Les législatives, 3e tour?
Il est vrai qu’il y a déjà eu, ces dernières années, des signes d’une certaine porosité entre les électorats d’extrême gauche et d’extrême droite. Une partie importante des „lepénistes de base“ est très certainement venue des rangs du parti communiste, dont les effectifs se vidaient à vue d’œil en même temps qu’enflaient ceux du Front puis du Rassemblement national. Même remarque pour La France Insoumise de Mélenchon, formation qui a repris à son compte, dans le paysage politique français, le rôle de „parti de protestation“ qui était celui du PCF, bien au-delà des analyses marxistes-léninistes, et que partage avec lui le RN de Mme Le Pen.
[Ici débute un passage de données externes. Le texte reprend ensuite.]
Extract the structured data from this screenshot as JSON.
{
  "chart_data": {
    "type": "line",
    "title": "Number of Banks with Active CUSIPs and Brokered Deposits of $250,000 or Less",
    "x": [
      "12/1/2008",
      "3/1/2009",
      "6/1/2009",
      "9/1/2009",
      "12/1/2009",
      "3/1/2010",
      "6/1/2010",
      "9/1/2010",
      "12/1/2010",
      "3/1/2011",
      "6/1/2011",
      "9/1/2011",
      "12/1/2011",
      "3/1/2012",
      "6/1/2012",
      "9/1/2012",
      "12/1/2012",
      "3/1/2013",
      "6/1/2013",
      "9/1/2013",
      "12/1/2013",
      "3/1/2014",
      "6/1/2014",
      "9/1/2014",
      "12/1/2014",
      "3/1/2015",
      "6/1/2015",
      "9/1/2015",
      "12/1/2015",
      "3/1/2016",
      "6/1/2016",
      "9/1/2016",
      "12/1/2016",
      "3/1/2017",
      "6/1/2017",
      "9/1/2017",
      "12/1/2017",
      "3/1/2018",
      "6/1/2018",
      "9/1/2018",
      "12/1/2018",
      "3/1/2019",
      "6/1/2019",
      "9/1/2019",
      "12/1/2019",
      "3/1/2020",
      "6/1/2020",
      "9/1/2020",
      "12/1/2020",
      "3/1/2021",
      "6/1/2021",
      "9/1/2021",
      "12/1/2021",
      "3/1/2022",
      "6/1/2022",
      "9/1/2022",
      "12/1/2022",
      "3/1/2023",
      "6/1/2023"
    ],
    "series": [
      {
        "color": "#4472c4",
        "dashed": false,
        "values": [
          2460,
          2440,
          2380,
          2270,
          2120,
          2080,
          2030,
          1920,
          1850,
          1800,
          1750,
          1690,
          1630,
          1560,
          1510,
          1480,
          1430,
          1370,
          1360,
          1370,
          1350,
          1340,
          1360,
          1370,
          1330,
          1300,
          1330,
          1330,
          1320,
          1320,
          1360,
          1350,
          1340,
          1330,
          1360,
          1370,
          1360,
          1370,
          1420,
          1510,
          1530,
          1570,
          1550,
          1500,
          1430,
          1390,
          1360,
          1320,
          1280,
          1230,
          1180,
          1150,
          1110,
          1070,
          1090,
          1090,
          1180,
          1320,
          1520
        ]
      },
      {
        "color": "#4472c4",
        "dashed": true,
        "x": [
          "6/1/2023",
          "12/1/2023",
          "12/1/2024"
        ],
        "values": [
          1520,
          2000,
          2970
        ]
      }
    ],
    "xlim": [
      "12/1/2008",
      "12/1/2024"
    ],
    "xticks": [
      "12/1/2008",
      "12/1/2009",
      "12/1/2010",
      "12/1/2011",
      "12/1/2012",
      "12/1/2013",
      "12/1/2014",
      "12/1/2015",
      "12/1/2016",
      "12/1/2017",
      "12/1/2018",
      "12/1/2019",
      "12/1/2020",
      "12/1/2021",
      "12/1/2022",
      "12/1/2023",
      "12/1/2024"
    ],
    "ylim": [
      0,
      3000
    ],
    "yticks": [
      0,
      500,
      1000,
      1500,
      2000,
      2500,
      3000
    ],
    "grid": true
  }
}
Les deux candidats encore en lice ont déjà commencé à envoyer en direction de cet électorat de gauche (moins en l’occurrence les socialistes que les écologistes) et d’extrême gauche (les mélenchonistes en tout cas) des messages de séduction qui font un peu sourire les spécialistes – ou grincer des dents, c’est selon. Mme Le Pen se découvre ainsi une passion pour l’environnement, et continue à parler inlassablement du pouvoir d’achat, tandis que M. Macron prend brusquement conscience que repousser l’âge de la retraite à 65 ans est peut-être un peu difficile à admettre pour les syndicats, et parle finalement de 64 ans, en attendant peut-être une autre reculade …
Mais pour ceux qui ne sont plus directement en campagne, c’est de toute façon un autre combat électoral, majeur lui aussi, qui se profile déjà à l’horizon: celui des législatives de juin. Car c’est là, une fois acquis le verdict de la course à l’Elysée, que se jouera le deuxième temps de la recomposition politique de la France, au cours d’un nouveau round politique dont les vaincus d’aujourd’hui comptent bien faire le troisième tour de la présidentielle.